Entretanto, o que devemos ter em mente é que, com todas essas adversidades no ensino de
línguas, ainda podemos fazer algo objetivando a melhora do mesmo. Um primeiro passo
para isso, com certeza, está no material que o professor usa em sala de aula. Como
professor que fui de língua inglesa em escolas públicas, também tive que confeccionar
meu próprio material didático que era feito a partir de vários “recortes” de livros didáticos
mais atividades criadas por mim mesmo, formando uma apostila, que era fotocopiada
pelos alunos. Quase todos os alunos possuíam a apostila, que continha o que iria ser
trabalhado no ano letivo completo, dividida em quatro bimestres.

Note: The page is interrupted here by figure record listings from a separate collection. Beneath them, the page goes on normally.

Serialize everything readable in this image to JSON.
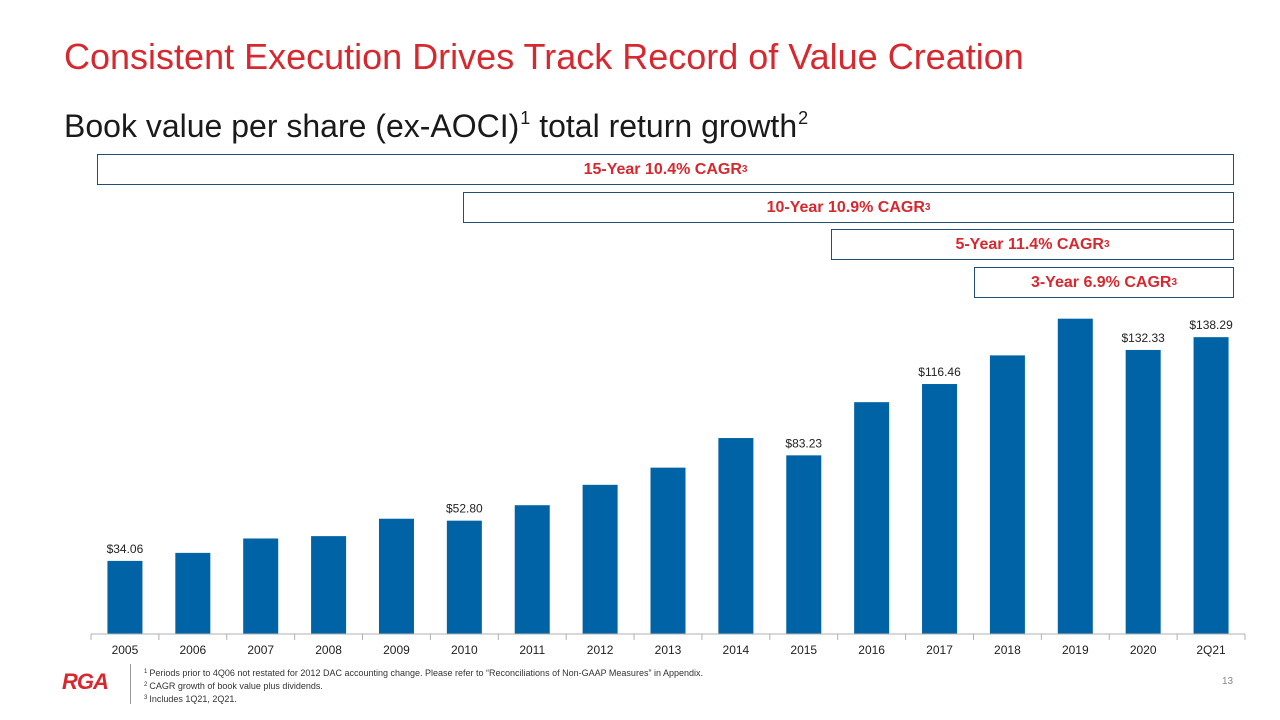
{
  "slide": {
    "title": "Consistent Execution Drives Track Record of Value Creation",
    "subtitle": "Book value per share (ex-AOCI)",
    "subtitle_sup1": "1",
    "subtitle_rest": " total return growth",
    "subtitle_sup2": "2",
    "page_number": "13",
    "logo": "RGA"
  },
  "cagr_boxes": [
    {
      "label": "15-Year 10.4% CAGR",
      "sup": "3"
    },
    {
      "label": "10-Year 10.9% CAGR",
      "sup": "3"
    },
    {
      "label": "5-Year 11.4% CAGR",
      "sup": "3"
    },
    {
      "label": "3-Year 6.9% CAGR",
      "sup": "3"
    }
  ],
  "footnotes": [
    {
      "sup": "1",
      "text": "Periods prior to 4Q06 not restated for 2012 DAC accounting change. Please refer to “Reconciliations of Non-GAAP Measures” in Appendix."
    },
    {
      "sup": "2",
      "text": "CAGR growth of book value plus dividends."
    },
    {
      "sup": "3",
      "text": "Includes 1Q21, 2Q21."
    }
  ],
  "colors": {
    "bar": "#0063a6",
    "accent": "#d7282f",
    "box_border": "#1f4e79"
  },
  "chart_data": {
    "type": "bar",
    "title": "",
    "xlabel": "",
    "ylabel": "",
    "categories": [
      "2005",
      "2006",
      "2007",
      "2008",
      "2009",
      "2010",
      "2011",
      "2012",
      "2013",
      "2014",
      "2015",
      "2016",
      "2017",
      "2018",
      "2019",
      "2020",
      "2Q21"
    ],
    "values": [
      34.06,
      37.8,
      44.5,
      45.6,
      53.7,
      52.8,
      60.0,
      69.5,
      77.5,
      91.3,
      83.23,
      108.0,
      116.46,
      129.8,
      146.9,
      132.33,
      138.29
    ],
    "data_labels": [
      "$34.06",
      "",
      "",
      "",
      "",
      "$52.80",
      "",
      "",
      "",
      "",
      "$83.23",
      "",
      "$116.46",
      "",
      "",
      "$132.33",
      "$138.29"
    ],
    "ylim": [
      0,
      157
    ],
    "grid": false,
    "legend": "none"
  }
}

Com o uso de um material fotocopiado, o aluno tinha a chance de trabalhar
também com o não verbal, de entrar em contato com diferentes gêneros textuais (mesmo que
muitos deles ainda não autênticos), jogos e músicas.

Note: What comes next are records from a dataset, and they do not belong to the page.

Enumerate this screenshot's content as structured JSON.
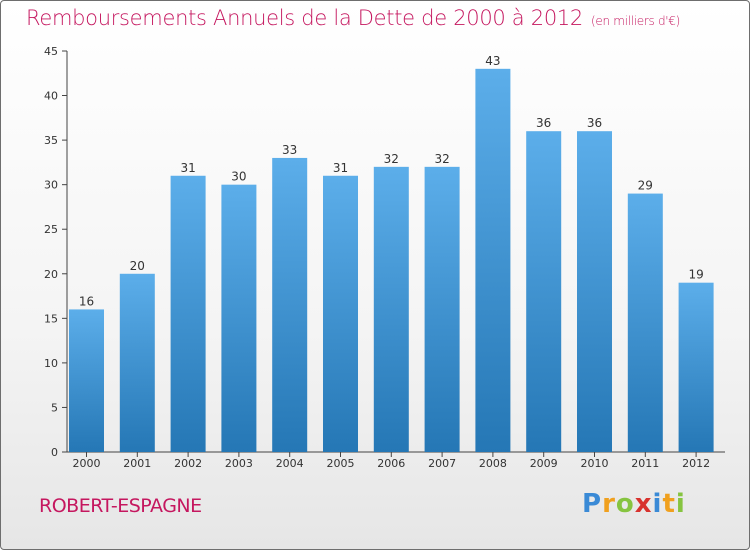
{
  "chart_data": {
    "type": "bar",
    "title": "Remboursements Annuels de la Dette de 2000 à 2012",
    "unit_note": "(en milliers d'€)",
    "categories": [
      "2000",
      "2001",
      "2002",
      "2003",
      "2004",
      "2005",
      "2006",
      "2007",
      "2008",
      "2009",
      "2010",
      "2011",
      "2012"
    ],
    "values": [
      16,
      20,
      31,
      30,
      33,
      31,
      32,
      32,
      43,
      36,
      36,
      29,
      19
    ],
    "ylim": [
      0,
      45
    ],
    "yticks": [
      0,
      5,
      10,
      15,
      20,
      25,
      30,
      35,
      40,
      45
    ],
    "xlabel": "",
    "ylabel": "",
    "grid": false,
    "bar_color_top": "#5caeea",
    "bar_color_bottom": "#2577b5",
    "title_color": "#c5175f"
  },
  "commune": "ROBERT-ESPAGNE",
  "brand": {
    "letters": [
      "P",
      "r",
      "o",
      "x",
      "i",
      "t",
      "i"
    ],
    "colors": [
      "#3a8ad6",
      "#f0a01e",
      "#86c440",
      "#d8322e",
      "#3a8ad6",
      "#f0a01e",
      "#86c440"
    ]
  }
}
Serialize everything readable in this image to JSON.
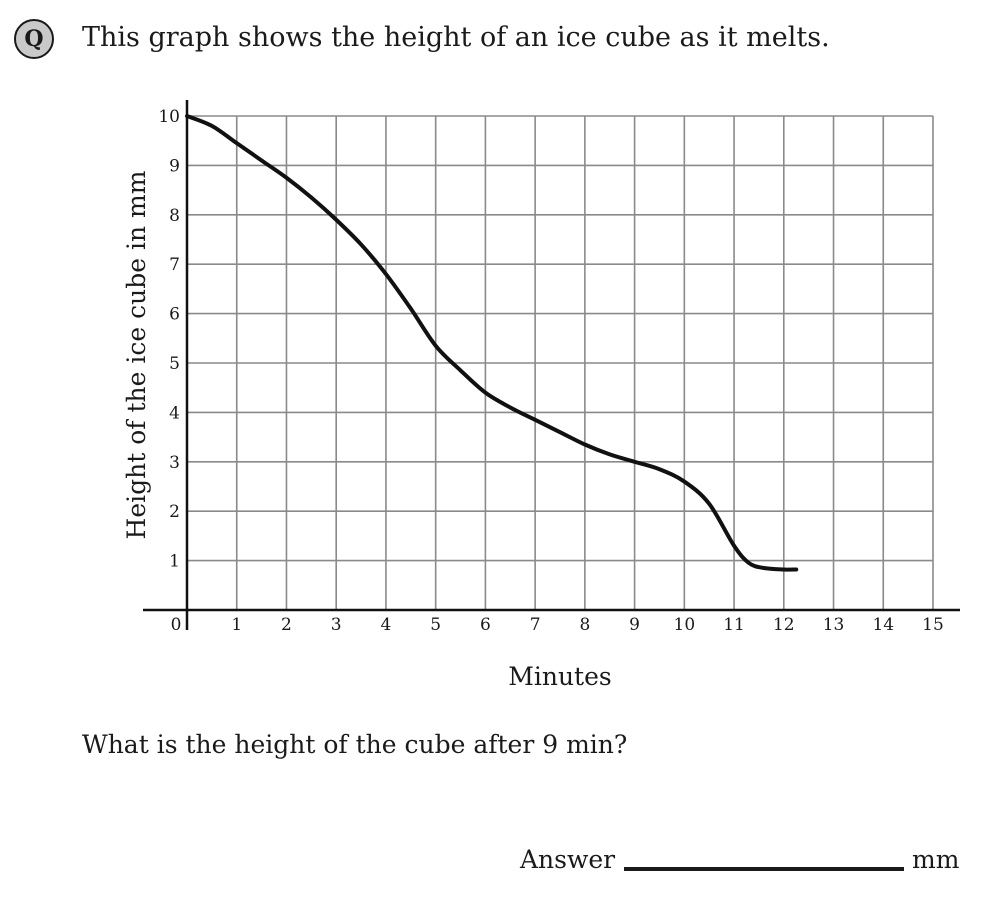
{
  "badge": "Q",
  "question": "This graph shows the height of an ice cube as it melts.",
  "sub_question": "What is the height of the cube after 9 min?",
  "answer": {
    "label": "Answer",
    "unit": "mm"
  },
  "chart_data": {
    "type": "line",
    "title": "",
    "xlabel": "Minutes",
    "ylabel": "Height of the ice cube in mm",
    "xlim": [
      0,
      15
    ],
    "ylim": [
      0,
      10
    ],
    "xticks": [
      1,
      2,
      3,
      4,
      5,
      6,
      7,
      8,
      9,
      10,
      11,
      12,
      13,
      14,
      15
    ],
    "yticks": [
      1,
      2,
      3,
      4,
      5,
      6,
      7,
      8,
      9,
      10
    ],
    "origin_label": "0",
    "grid": true,
    "series": [
      {
        "x": [
          0,
          0.5,
          1,
          1.5,
          2,
          2.5,
          3,
          3.5,
          4,
          4.5,
          5,
          5.5,
          6,
          6.5,
          7,
          7.5,
          8,
          8.5,
          9,
          9.5,
          10,
          10.5,
          11,
          11.3,
          11.6,
          12,
          12.25
        ],
        "y": [
          10,
          9.8,
          9.45,
          9.1,
          8.75,
          8.35,
          7.9,
          7.4,
          6.8,
          6.1,
          5.35,
          4.85,
          4.4,
          4.1,
          3.85,
          3.6,
          3.35,
          3.15,
          3.0,
          2.85,
          2.6,
          2.15,
          1.3,
          0.95,
          0.85,
          0.82,
          0.82
        ]
      }
    ]
  }
}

O material em especifico da 8a série era totalmente voltado para a leitura
(gêneros e estratégias de leituras), porém, confesso, que nas séries anteriores o material ainda
realizava um trabalho muito voltado para o tradicional, com gramática e vocabulário
explícitos, o que também não quer dizer que não houvesse espaço para um trabalho com a
gramática reflexiva.
Trabalhar com o material “confeccionado” por mim, dava-me mais segurança
em sala de aula, além do que, eu podia experimentar novas atividades e formas de trabalhar
com gramática e texto, o que não funcionava num ano letivo não entrava mais na apostila no
ano seguinte.
Apesar de a apostila ser uma versão ‘amadora” de um LD, essa era uma das
saídas encontradas para que o aluno pudesse ter mais acesso a outras linguagens e mais
textos, uma vez que sem ela, ficaria quase impossível trabalhar uma quantidade de textos
satisfatória num bimestre ou ainda trabalhar determinados gêneros que dependem muito do
seu layout.
Por fim, gostaria de apontar, mais uma vez, a necessidade de haver uma
avaliação contínua dos livros de língua inglesa para que os professores possam ter acesso a
um material de melhor qualidade. Aliado a isso, poder-se ter com mais freqüência, por parte
das universidades públicas ou através de programas do governo federal, projetos que visem à
confecção de material didático junto a professores de escolas públicas, no qual eles possam
analisar criticamente os LD e preparar seu próprio material, objetivando sua independência
na criação de um material que não venha apenas a repetir o que se encontram em livros
didáticos, mas também possam, a partir de sua realidade e da realidade do aluno-cidadão,
mudar uma prática que há séculos persiste em não mudar.
Analisar o material de professores de escolas públicas, que não dispõem de
um livro-texto para utilização em sala de aula, serviu para que pudéssemos ter uma idéia de
como anda o ensino de língua inglesa nas escolas públicas de uma cidade como Campina
Grande (PB), apesar do número limitado de participantes da pesquisa.